MONOKH

نخبه break things
Github @monokh Twitter @mo_nokh

21st Century Incubator - Monitoring and Alerting

In the previous post, I explained how the incubator was created and what features it consisted of. Read here if you are interested: 21st Century Incubator - Part 2 - How its made

The feature which I found particularly handy and interesting was the use of metrics, monitoring and alerting. So i've dedicated a post here to explain further regarding this.

Getting stats out of the Incubator

I wanted to send stats like temperature and humidity out of the Incubator however the Arduino does not have any WiFi functionality. I made use of a Raspberry Pi which was unused since I bought it. The Pi was connected via USB to the Arduino.

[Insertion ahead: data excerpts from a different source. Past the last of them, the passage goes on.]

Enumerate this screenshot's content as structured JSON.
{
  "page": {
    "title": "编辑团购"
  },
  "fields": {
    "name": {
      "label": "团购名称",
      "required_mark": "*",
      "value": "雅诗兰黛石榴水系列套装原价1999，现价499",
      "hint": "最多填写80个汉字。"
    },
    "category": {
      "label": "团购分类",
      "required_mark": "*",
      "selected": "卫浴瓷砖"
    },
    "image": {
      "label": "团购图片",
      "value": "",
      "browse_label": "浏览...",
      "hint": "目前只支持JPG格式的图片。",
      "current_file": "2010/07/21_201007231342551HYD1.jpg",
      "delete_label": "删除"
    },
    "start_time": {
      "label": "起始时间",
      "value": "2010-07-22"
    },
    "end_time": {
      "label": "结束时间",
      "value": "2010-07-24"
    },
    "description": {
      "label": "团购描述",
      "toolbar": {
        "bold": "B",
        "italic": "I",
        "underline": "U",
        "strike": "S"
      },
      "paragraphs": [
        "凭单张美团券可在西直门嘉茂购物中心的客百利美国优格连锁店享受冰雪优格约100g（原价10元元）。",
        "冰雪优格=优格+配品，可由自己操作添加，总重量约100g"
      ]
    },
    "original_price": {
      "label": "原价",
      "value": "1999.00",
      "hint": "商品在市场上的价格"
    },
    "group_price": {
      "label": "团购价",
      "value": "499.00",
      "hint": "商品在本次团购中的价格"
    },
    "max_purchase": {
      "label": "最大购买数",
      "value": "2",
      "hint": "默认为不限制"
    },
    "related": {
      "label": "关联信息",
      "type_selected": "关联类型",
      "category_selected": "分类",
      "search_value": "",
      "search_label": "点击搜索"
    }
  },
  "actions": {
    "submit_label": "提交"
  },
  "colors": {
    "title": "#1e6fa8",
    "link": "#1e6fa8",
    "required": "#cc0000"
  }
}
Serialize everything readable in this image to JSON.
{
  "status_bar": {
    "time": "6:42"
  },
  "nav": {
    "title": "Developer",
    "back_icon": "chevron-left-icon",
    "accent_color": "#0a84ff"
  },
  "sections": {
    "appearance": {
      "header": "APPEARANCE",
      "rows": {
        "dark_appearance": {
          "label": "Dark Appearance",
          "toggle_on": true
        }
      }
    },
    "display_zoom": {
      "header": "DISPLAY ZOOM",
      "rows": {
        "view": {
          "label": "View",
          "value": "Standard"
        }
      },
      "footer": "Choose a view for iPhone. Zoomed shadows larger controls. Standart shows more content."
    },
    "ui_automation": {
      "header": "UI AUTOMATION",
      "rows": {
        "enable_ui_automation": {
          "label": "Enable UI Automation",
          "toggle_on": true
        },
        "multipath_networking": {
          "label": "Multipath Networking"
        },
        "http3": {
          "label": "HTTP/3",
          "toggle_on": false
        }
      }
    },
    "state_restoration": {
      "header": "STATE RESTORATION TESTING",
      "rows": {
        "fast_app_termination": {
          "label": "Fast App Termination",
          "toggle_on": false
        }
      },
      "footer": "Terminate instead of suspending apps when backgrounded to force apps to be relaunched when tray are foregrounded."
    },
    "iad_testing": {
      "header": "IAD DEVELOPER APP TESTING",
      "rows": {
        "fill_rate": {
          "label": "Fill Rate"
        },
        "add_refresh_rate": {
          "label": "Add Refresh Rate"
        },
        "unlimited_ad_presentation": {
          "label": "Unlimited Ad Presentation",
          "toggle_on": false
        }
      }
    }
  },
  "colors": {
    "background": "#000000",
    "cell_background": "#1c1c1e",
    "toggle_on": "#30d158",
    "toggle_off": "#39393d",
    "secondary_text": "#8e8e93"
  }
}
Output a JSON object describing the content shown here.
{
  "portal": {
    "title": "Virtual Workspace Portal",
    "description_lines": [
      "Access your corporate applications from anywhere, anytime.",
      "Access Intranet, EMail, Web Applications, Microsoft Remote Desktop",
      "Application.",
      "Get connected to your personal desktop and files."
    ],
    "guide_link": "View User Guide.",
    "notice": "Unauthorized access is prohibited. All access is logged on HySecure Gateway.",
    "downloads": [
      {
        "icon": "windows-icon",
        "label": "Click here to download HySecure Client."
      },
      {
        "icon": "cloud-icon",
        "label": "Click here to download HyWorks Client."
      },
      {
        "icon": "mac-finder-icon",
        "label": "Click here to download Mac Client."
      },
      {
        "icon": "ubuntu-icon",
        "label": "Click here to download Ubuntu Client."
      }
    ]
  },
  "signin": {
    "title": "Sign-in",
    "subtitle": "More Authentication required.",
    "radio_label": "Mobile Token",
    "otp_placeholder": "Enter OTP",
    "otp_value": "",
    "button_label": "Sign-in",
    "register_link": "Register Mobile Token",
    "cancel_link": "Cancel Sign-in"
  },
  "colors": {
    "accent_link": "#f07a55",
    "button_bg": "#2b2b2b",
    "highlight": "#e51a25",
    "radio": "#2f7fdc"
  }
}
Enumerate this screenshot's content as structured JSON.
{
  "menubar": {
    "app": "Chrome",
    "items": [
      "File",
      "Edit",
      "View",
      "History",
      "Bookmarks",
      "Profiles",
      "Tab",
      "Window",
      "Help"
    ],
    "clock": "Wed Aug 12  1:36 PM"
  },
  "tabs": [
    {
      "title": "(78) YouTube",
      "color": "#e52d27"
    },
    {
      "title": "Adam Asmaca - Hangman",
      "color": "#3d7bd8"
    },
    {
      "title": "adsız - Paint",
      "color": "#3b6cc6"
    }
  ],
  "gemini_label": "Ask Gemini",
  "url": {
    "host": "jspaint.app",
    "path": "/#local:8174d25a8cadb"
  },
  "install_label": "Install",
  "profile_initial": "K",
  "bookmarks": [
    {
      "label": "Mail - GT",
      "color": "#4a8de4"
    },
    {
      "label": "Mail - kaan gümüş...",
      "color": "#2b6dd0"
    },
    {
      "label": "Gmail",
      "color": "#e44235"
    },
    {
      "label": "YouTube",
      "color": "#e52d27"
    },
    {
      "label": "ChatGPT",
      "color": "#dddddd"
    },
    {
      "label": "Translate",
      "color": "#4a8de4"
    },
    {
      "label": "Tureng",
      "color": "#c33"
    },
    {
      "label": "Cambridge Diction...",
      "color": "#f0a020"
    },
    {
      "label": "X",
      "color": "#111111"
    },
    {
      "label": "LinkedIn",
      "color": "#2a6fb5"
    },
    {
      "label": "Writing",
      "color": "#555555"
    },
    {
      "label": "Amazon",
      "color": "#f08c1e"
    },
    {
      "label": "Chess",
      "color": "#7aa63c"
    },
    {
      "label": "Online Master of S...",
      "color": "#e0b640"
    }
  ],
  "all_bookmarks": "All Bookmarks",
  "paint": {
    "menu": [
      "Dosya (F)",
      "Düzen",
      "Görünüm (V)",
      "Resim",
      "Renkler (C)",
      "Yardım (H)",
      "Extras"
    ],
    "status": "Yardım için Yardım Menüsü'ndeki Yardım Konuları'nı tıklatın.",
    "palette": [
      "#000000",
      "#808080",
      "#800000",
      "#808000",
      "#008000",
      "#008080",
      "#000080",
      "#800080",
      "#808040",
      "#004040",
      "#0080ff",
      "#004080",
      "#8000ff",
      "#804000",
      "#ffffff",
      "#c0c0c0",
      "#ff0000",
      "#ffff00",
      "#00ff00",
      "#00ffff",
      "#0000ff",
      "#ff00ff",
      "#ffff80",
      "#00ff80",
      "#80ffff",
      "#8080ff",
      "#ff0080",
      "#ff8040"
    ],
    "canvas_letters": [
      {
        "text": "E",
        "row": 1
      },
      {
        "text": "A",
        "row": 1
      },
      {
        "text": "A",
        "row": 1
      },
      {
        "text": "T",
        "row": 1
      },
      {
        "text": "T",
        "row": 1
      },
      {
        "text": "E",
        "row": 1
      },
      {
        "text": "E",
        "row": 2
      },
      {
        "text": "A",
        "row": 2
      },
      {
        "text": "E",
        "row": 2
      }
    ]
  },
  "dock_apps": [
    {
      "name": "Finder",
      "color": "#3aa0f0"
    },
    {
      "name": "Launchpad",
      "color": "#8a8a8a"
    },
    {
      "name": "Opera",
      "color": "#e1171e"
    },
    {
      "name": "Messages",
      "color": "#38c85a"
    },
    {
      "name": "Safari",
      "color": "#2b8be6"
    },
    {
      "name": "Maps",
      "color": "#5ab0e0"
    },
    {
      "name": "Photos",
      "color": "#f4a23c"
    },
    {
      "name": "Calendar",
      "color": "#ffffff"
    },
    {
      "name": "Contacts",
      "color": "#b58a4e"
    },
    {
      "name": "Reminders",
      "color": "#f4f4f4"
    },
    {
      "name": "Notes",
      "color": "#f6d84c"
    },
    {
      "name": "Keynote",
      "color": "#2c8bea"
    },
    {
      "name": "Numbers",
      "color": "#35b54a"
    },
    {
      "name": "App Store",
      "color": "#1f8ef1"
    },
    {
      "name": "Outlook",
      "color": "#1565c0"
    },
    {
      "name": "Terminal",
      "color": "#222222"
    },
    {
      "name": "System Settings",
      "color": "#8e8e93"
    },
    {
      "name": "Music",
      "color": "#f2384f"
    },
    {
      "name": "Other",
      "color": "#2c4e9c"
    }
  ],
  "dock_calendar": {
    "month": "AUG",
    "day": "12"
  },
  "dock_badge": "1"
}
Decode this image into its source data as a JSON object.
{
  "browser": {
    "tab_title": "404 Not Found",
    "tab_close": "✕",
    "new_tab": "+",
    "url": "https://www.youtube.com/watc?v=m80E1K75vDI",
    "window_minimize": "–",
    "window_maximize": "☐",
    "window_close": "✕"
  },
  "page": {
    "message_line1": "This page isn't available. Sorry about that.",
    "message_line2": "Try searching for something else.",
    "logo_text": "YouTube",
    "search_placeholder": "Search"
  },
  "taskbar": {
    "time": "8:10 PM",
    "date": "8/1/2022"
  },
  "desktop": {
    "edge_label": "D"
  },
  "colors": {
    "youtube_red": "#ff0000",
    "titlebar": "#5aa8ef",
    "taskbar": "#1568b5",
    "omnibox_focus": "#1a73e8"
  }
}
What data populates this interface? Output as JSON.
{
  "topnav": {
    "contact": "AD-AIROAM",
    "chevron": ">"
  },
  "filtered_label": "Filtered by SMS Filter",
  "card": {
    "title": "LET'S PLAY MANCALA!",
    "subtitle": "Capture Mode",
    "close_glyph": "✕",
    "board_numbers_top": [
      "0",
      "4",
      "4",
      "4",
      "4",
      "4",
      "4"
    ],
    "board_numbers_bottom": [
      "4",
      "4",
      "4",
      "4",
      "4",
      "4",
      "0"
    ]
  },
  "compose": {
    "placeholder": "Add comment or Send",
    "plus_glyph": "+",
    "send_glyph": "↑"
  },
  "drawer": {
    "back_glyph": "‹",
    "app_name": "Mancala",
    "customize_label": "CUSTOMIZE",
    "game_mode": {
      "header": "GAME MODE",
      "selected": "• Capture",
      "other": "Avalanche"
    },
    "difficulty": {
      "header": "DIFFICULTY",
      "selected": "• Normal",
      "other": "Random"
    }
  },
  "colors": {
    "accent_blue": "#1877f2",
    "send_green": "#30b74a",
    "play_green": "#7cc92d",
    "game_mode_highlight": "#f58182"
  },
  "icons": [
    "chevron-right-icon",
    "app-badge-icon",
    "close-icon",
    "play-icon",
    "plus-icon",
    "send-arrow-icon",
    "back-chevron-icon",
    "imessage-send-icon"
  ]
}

This is how sending stats out of the Arduino works:

  1. Arduino outputs JSON to it's Serial which looks like this:
    {
        "temperature": 37.5,
        "humidity": 45,
        "runtime": 45312356432,
        "turner": 1,
        "light_enabled": 1,
        "turner_enabled": 1
    }
    
  2. The Raspberry Pi reads the Serial output from the Arduino and sends this data as a HTTP request to an external service which records these stats in a time series database. Prometheus was used for this.
  3. The graphing software (Grafana) queries these stats to render beautiful dashboards and notify of any issues according to alerts you setup.

Monitoring

As mentioned before, Grafana was used with Prometheus as a data source as the monitoring solution for the incubator.

This ended up working really well and I was able to monitor the incubator from anywhere. The dashboard looks like this:

Incubator dashboard

Alerting

I have a life and so cannot sit glued to the dashboard 24/7 (Ok maybe I did) so even more useful than seeing this data on a graph is being told about it based on certain conditions. This is where Grafana's alerting feature delivers. Here are the alerts that were setup:

Grafana notifies you via the desired channel (in my case Slack) if the conditions you set have been hit and when the issue resolves. Here's an example:

Incubator temperature alert

Incidents

So you are probably wondering what went wrong and how the alerts helped. One thing I'm quite proud of is that no time in 17 days that the incubator was running did it mis function. However several incidents did happen:

Incident #1 - Incubator is not running alert

A few days after the incubation began, I woke up at 4 AM to an alert saying that the incubator was not running. I ran into the room expecting a fire (you know my electronics) but all I saw was a perfectly functioning incubator... What the hell?

Problem: It turns out that all the architecture around sending metrics through to the graphs is less robust than the incubator is. The application that collects the data had ran out of memory on the server and exited.

Solution: Run the applications in a way that would auto restart in case of any failures.

Incident #2 - Temperature too high, Temperature too low, Repeat

Problem: Every few hours I would receive an alert for the temperature going above or below the thresholds momentarily. Mini heart attacks ensued until I started to ignore it.

Solution: Modifying the alert to trigger based on an average of the last few minutes instead of the latest reading.

Incident #3 - Humidity sudden increase

Humidity gradually increases however I suddenly saw a 20% jump in humidity in a very short time period. This was very strange until I realised that an egg had hatched and created a spike in humdiity

Funnily, I started to watch for this pattern on the graphs and was able to catch the last egg hatching. Another win for our graphs!